GP de Chine - Nico Rosberg: "Un sentiment très spécial"

L'Allemand Nico Rosberg (Mercedes), auteur de la première pole position de sa carrière samedi au GP de Chine, a confié ensuite, en conférence de presse, qu'il éprouvait "un sentiment très spécial" après cette performance qu'il attendait depuis ses débuts, en 2006.

Q: Qu'est-ce que ça fait de signer sa première pole position en F1?

R: "C'est un résultat fantastique et un sentiment très spécial. Je suis très fier, et heureux pour toute l'équipe, ça montre qu'on avance dans la bonne direction, même si on ne peut pas faire des grosses avancées en l'espace de quinze jours, ça prend plus de temps. Je suis content de voir que Lewis (Hamilton) est heureux pour moi. En 2000, on se disait qu'un jour on ferait peut-être 1 et 2 dans une course de F1, et on y arrive aujourd'hui, aux essais, donc c'est bien. Maintenant, j'ai hâte d'être au départ de la course. Je n'ai pas encore parlé avec mon père" (ndlr: Keke Rosberg, champion du monde en 1982).

Q: Comment s'est déroulée cette séance de qualifications?

R: "Je me sentais très bien et on avait décidé de sauver un train de pneus, parce que c'est à la fin de la course qu'on marque des points. La température était en train de baisser, les pneus arrière fonctionnaient de mieux en mieux, on avait fait quelques petits changements de réglages et j'ai juste fait un tour parfait. Après, on pensait que ça suffirait pour être dans les premières lignes de la grille, mais tout le monde était dehors pour essayer d'améliorer mon temps et j'avais très envie de ressortir, car je ne pensais pas que je finirais avec une telle avance, et c'était un peu étrange de rester dans la voiture, pendant que tout le monde s'agitait autour de moi dans le stand.
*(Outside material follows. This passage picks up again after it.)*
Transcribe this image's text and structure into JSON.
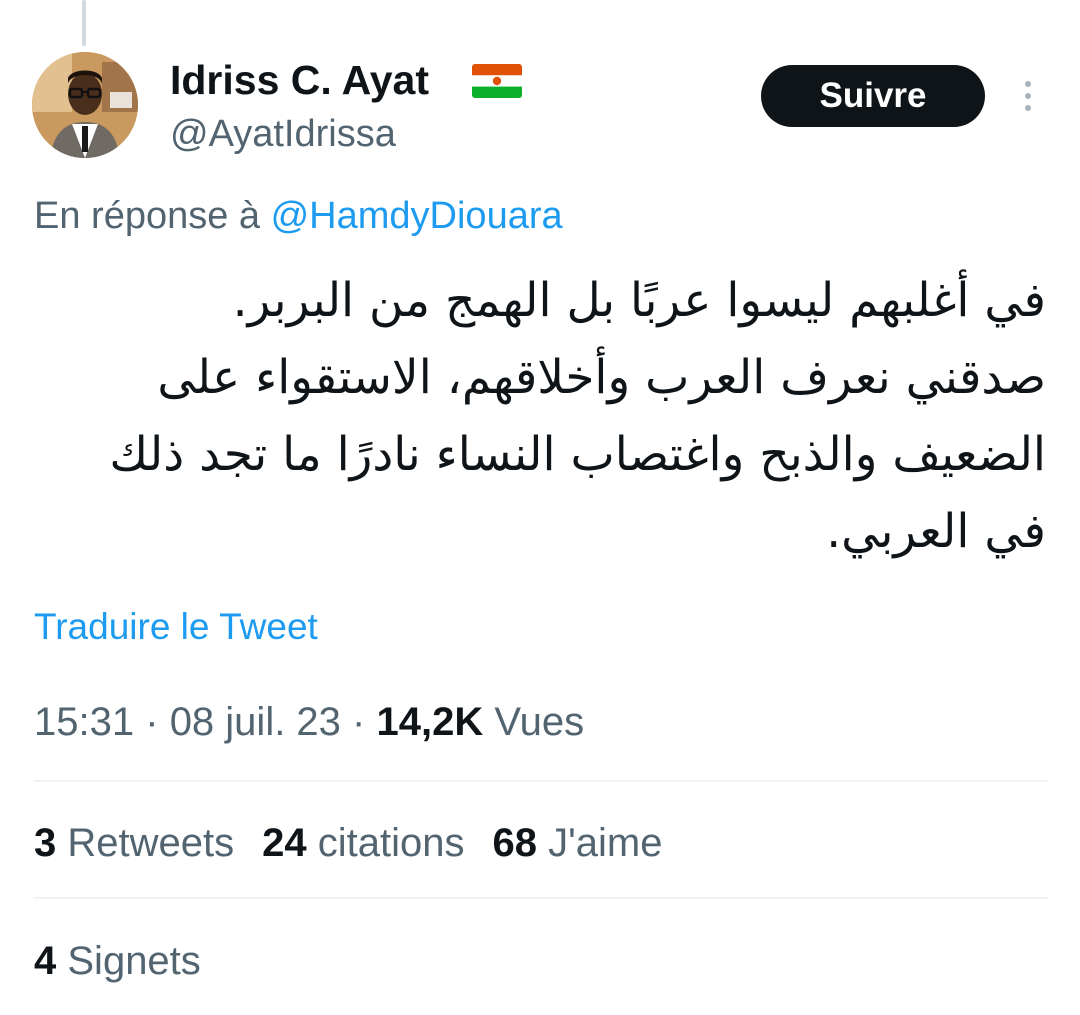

J'aime beaucoup ce circuit, j'y ai mené la course en 2010 et 2011 et j'espère pouvoir le refaire demain".

Q: Comment envisagez-vous la course de dimanche?

R: "C'est la première fois que je partirai de la première ligne cette saison (et depuis la Malaisie en 2010). Je vais partir comme un missile et je n'ai pas peur du départ que prendra Michael (Schumacher). Aujourd'hui, on avait la voiture la plus rapide, on a fait un gros écart, et c'était fantastique, mais nous n'en sommes pas encore là en course. Les essais libres de vendredi n'étaient pas assez bons pour nous, et pas assez longs pour qu'on apprenne assez de choses. On comprend de mieux en mieux la voiture, mais il y a encore de la marge et je ne sais pas si ça suffira demain. Il va falloir travailler dur ce soir, notamment sur l'électronique, pour trouver des petits détails en prévision de demain. Ca va dépendre aussi des conditions météo, qui risquent d'être changeantes, et s'il fait plus froid ça pourrait nous avantager".